Five Ways M&As Go Bad and One Great Tool to Mitigate that Risk
Mergers and acquisitions are meant to boost corporate value rapidly through synergies and
efficiencies. That is why they continue to be such a popular and tempting business strategy.
But the reality is shocking: depending on what you read, anywhere from 50-90 percent of all
M&As are flops. They hurt both companies, sometimes fatally, with years of damage to
customers and reputations while a bad fit is rationalized by those who made the deal. Famous
flops litter the corporate world include HP and Autonomy, Microsoft and Nokia, Microsoft and
Skype, Yahoo and Tumblr, and the list goes on.
Adlib Content Intelligence solutions are often used as a pre-M&A risk-reduction tool, then after
a merger or acquisition to accelerate integration. So, we have seen quite a few deals up close.
Here are five common reasons good deals go bad.
- The cultures are a mismatch. Squeezing two different cultures together is like an arranged
marriage in a progressive society. Chances are of a fit are not good. A glaring example is
Google's 2014 acquisition of Nest for $3.2 billion. One culture was secretive and closed, the
other open and in charge. Profit has yet to materialize. Management has exited.
"Brain drain" like this is notoriously common.
- Organizational focus is lost. Imagine being devoted for a couple of decades to a
specialized business solution and being so good that you rise to the top of the field. Then a
larger company buys you and attempts to make you part of their comprehensive suite of
solutions. It is easy to see how devotion can deflate. Compromises in service and
innovation are almost inevitable. - The brand erodes. Great firms devoted to single solutions rise to the top along with their
reputations. Their name is synonymous with the qualities they exemplify: excellence,
service, best-in-class performance, and people who know the business inside and out,
because they live and breathe the business on the way to the top. What happens when the
name of the firm changes and that hard-won reputation is diluted by a new corporately communicated explanation of synergies with the acquiring firm? The brand loses steam.
- Customers and partners become disgruntled. This is a natural outcome of many
M&As. And how could it not be? Customers and partners might have a measure of
patience when companies are absorbed. But patience runs out when service falters,
performance slides, and results are not what they used to be. Customers have no stake in
the larger synergistic enterprise. And often, unless there is a clear upside, they do not
necessarily want to be sold added services. The new owner might have a much-expanded
CRM thanks to the M&A, but that is not permission to flog services. And that is often
forgotten with the keen desire to pay for the acquisition by driving revenues as quickly as
possible.
- Talent flees. Lose your culture, lose your focus, lose your brand, start losing customers, and
you are 100 percent sure to lose talent, or at least many of the people who matter most. How
many times have you heard about senior people exiting mergers quickly or within a year
or two? Psychologically, it can be like living in the best house in the neighbourhood for
years only to find yourself in one of the wings of someone else's bigger house. Pride of
ownership goes out the door.
Focus is a customer advantage.
Where does Adlib fit in this messy picture?

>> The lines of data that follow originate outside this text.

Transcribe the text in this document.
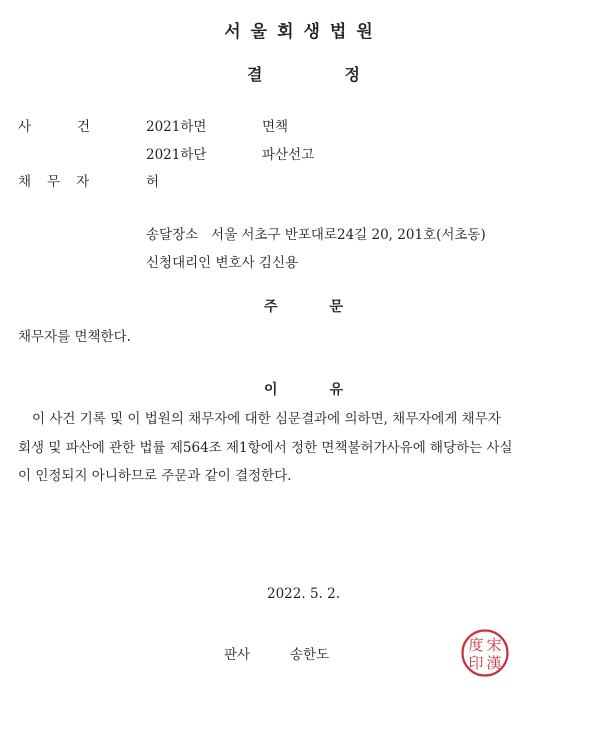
서울회생법원
결정
사건 2021하면	면책
2021하단	파산선고
채무자	허
송달장소   서울 서초구 반포대로24길 20, 201호(서초동)
신청대리인 변호사 김신용
주문
채무자를 면책한다.
이유
이 사건 기록 및 이 법원의 채무자에 대한 심문결과에 의하면, 채무자에게 채무자
회생 및 파산에 관한 법률 제564조 제1항에서 정한 면책불허가사유에 해당하는 사실
이 인정되지 아니하므로 주문과 같이 결정한다.
2022. 5. 2.
판사	송한도
宋
漢
度
印
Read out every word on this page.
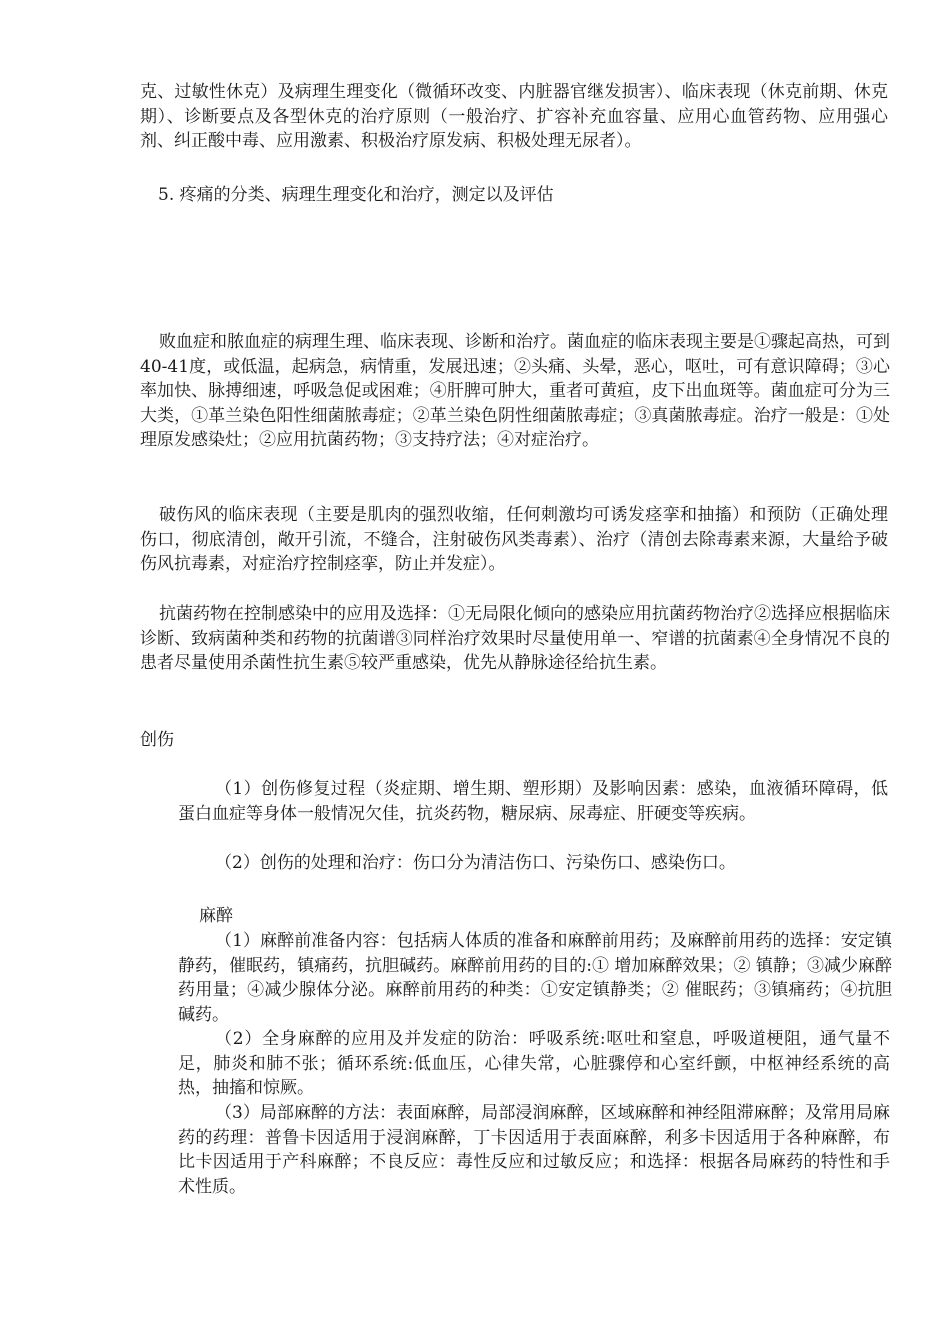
克、过敏性休克）及病理生理变化（微循环改变、内脏器官继发损害）、临床表现（休克前期、休克期）、诊断要点及各型休克的治疗原则（一般治疗、扩容补充血容量、应用心血管药物、应用强心剂、纠正酸中毒、应用激素、积极治疗原发病、积极处理无尿者）。

5. 疼痛的分类、病理生理变化和治疗，测定以及评估

败血症和脓血症的病理生理、临床表现、诊断和治疗。菌血症的临床表现主要是①骤起高热，可到40-41度，或低温，起病急，病情重，发展迅速；②头痛、头晕，恶心，呕吐，可有意识障碍；③心率加快、脉搏细速，呼吸急促或困难；④肝脾可肿大，重者可黄疸，皮下出血斑等。菌血症可分为三大类，①革兰染色阳性细菌脓毒症；②革兰染色阴性细菌脓毒症；③真菌脓毒症。治疗一般是：①处理原发感染灶；②应用抗菌药物；③支持疗法；④对症治疗。

破伤风的临床表现（主要是肌肉的强烈收缩，任何刺激均可诱发痉挛和抽搐）和预防（正确处理伤口，彻底清创，敞开引流，不缝合，注射破伤风类毒素）、治疗（清创去除毒素来源，大量给予破伤风抗毒素，对症治疗控制痉挛，防止并发症）。

抗菌药物在控制感染中的应用及选择：①无局限化倾向的感染应用抗菌药物治疗②选择应根据临床诊断、致病菌种类和药物的抗菌谱③同样治疗效果时尽量使用单一、窄谱的抗菌素④全身情况不良的患者尽量使用杀菌性抗生素⑤较严重感染，优先从静脉途径给抗生素。

创伤

（1）创伤修复过程（炎症期、增生期、塑形期）及影响因素：感染，血液循环障碍，低蛋白血症等身体一般情况欠佳，抗炎药物，糖尿病、尿毒症、肝硬变等疾病。

（2）创伤的处理和治疗：伤口分为清洁伤口、污染伤口、感染伤口。

麻醉

（1）麻醉前准备内容：包括病人体质的准备和麻醉前用药；及麻醉前用药的选择：安定镇静药，催眠药，镇痛药，抗胆碱药。麻醉前用药的目的:① 增加麻醉效果；② 镇静；③减少麻醉药用量；④减少腺体分泌。麻醉前用药的种类：①安定镇静类；② 催眠药；③镇痛药；④抗胆碱药。

（2）全身麻醉的应用及并发症的防治：呼吸系统:呕吐和窒息，呼吸道梗阻，通气量不足，肺炎和肺不张；循环系统:低血压，心律失常，心脏骤停和心室纤颤，中枢神经系统的高热，抽搐和惊厥。

（3）局部麻醉的方法：表面麻醉，局部浸润麻醉，区域麻醉和神经阻滞麻醉；及常用局麻药的药理：普鲁卡因适用于浸润麻醉，丁卡因适用于表面麻醉，利多卡因适用于各种麻醉，布比卡因适用于产科麻醉；不良反应：毒性反应和过敏反应；和选择：根据各局麻药的特性和手术性质。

To begin with, we remain intently focused after two decades on our core strength: discovering
and transforming unstructured data into intelligent data. Nothing ancillary, just helping
enterprises accelerate their journey to becoming “The Intelligent Enterprise”—at the very
pinnacle of our field.
To our customers, that means the latest innovation in AI-driven document conversion,
classification, extraction, and analysis, based on a history of rock-solid PDF/OCR transformation
of unstructured data within documents, contracts, agreements, etc. Nobody does it better.
Furthermore, because our solutions are dedicated SaaS services, they can be up and running
rapidly and used with any existing customer data repository. Agility matters. The last thing our customers want is another data repository forced upon them to run in parallel with their own.
That is the opposite of agility.
Due diligence at warp speed.
We can help our clients reduce the risk that defeats many mergers and acquisitions, so you can
see your M&A strategy through to fruition.
Risk reduction happens in deal identification and screening, in-deal execution and post-deal
Realization. Due diligence must continue in all three stages. Rather than manually sample
contracts to determine customer relationship integrity, our clients can process thousands of
contracts, master service agreements, lease agreements, and employment contracts in a
matter of days, moving the data to columns and rows for analysis for rapid post-integration, accelerating ROI.
What shows up is actual-versus-projected revenues, revenue potential based on
price-increase potential, revenue limits based on service and lease agreements, and which
customers and partners are likely to be warm to an approach by a salesforce selling synergies.
The appalling odds of being absorbed.
All these important data points are often revealed through the kind of deep contract analysis
only possible at large scale in a compressed time frame using a solution of our caliber.
It is not too much of a stretch to see how an integration of merged companies, with the
confidence of accurate revenue potential and future commitments in hand, might reduce the
stress on employees and partners. Less pressure usually means less unhappiness. Fewer
mistakes upfront means dramatically increasing the chances of M&A success.